We finished our ‘Wimpy Kid’ on Friday, and Haroun was tired. So I read the first chapter of a ‘Hardy Boys’ to him, with the warning that this book would be hard for him and the offer that we would only continue if he liked it, otherwise we would find something else. Well, he loved it.

The Hardy Boys series has been updated several times, but the basic story is the same: Frank and Joe are undercover crime-busting teenagers. The books are grade-4 level linear declarative (action) stories, harder than Goosebumps due to a combination of wider vocabulary, longer descriptions, ambiguous motivations, and greater need for world knowledge.

World knowledge is a particular problem for Haroun. He is not a worldly child to start with, his family is devout and his life revolves around five visits to the mosque each day. He doesn’t spend much time watching TV. And of course it is READING that builds most of our knowledge about the world, which he doesn’t yet do.

hardyBoysBurnedSo we set up a browser and googled when we hit something unfamiliar. Today we looked up iguanas, cobras, victorian houses, Frank Sinatra, classic Corvettes, vinyl records, symphony orchestras, sheet music, and more. We talked about how parents have ALWAYS thought their kids music is loud and awful. I pulled out blank CDs and we talked about how to download and burn albums.

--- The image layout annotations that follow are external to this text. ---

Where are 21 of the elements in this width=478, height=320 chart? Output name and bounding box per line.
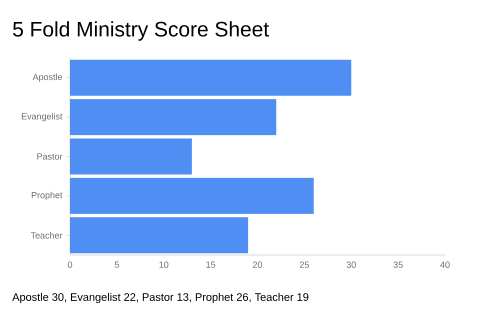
x-tick-label: 20: [252, 262, 262, 268]
x-tick-label: 10: [159, 262, 168, 268]
bar: [70, 178, 314, 214]
y-tick-label: Prophet: [32, 192, 62, 200]
x-tick-label: 0: [68, 262, 72, 268]
x-tick-label: 35: [393, 262, 403, 268]
text: Apostle 30, Evangelist 22, Pastor 13, Prophet 26, Teacher 19: [12, 292, 308, 304]
x-tick-label: 30: [346, 262, 356, 268]
x-tick-label: 40: [440, 262, 450, 268]
bar: [70, 99, 276, 136]
y-tick-label: Evangelist: [22, 112, 62, 122]
x-tick-label: 25: [300, 262, 309, 268]
bar: [70, 138, 192, 174]
y-tick-label: Pastor: [37, 153, 62, 160]
x-tick-label: 5: [114, 262, 119, 268]
y-tick-label: Teacher: [30, 232, 62, 239]
chart-title: 5 Fold Ministry Score Sheet: [13, 21, 269, 41]
bar: [70, 217, 248, 254]
y-tick-label: Apostle: [32, 74, 62, 82]
x-tick-label: 15: [206, 262, 216, 268]
bar: [70, 60, 352, 96]
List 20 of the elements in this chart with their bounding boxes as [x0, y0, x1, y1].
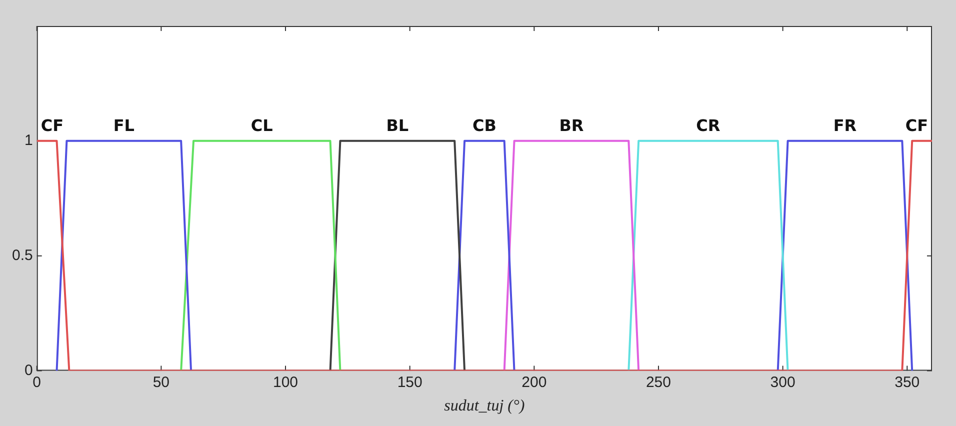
series-label: CR — [696, 116, 720, 136]
x-tick-label: 250 — [646, 374, 671, 391]
x-tick-label: 200 — [522, 374, 547, 391]
y-tick-label: 0 — [24, 362, 33, 379]
series-label: CB — [472, 116, 496, 136]
series-label: CL — [250, 116, 273, 136]
text: CF — [905, 116, 928, 136]
x-tick-label: 100 — [272, 374, 298, 391]
x-tick-label: 350 — [894, 374, 920, 391]
series-label: FR — [833, 116, 857, 136]
x-tick-label: 150 — [397, 374, 422, 391]
series-label: BR — [559, 116, 584, 136]
series-label: CF — [40, 116, 64, 136]
x-axis-title: sudut_tuj (°) — [444, 398, 525, 415]
x-tick-label: 300 — [770, 374, 796, 391]
series-label: BL — [386, 116, 409, 136]
y-tick-label: 1 — [24, 132, 33, 150]
series-label: FL — [113, 116, 134, 136]
y-tick-label: 0.5 — [12, 247, 33, 264]
x-tick-label: 50 — [152, 374, 170, 391]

The Hardy Boys are relatively simple stories, but you can see why they would be opaque and demotivating to an emerging reader, especially one who still struggles with decoding, vocabulary, and fluency. There is no shortcut. We are going to have to make sense of the story together in order to enjoy it.

If you are interested click here for further reading about why grade-4 texts can be so challenging.




Dale Jeffries reading over breakfast at the diner with a student.

I have to tell a favorite story about the Hardy Boys. Two years ago I was reading with a student at a diner in Regent Park over breakfast. (I had caught him eating a bag of Gummi Bears for breakfast at school, so our deal was I would buy him any breakfast that didn’t include sugar.) We had finished a few Goosebumps together and I wanted him to try a Hardy Boys, but he refused – it was too hard, didn’t look like fun, unfamiliar universe, don’t like change, etc.

This diner was a favorite for policemen, and a line of them were paying at the cash. I called to the first one as he was leaving “Excuse me sir, have you ever read the Hardy Boys”, and held up the book. He looked surprised and then broke into a wide smile, “I loved the Hardy Boys.” Then I asked the next, and the next. and the next with similar answers. I turned to my student, “OK, it’s your turn, you ask the next one.” “Just gimme the damn book.” And he quickly loved them too.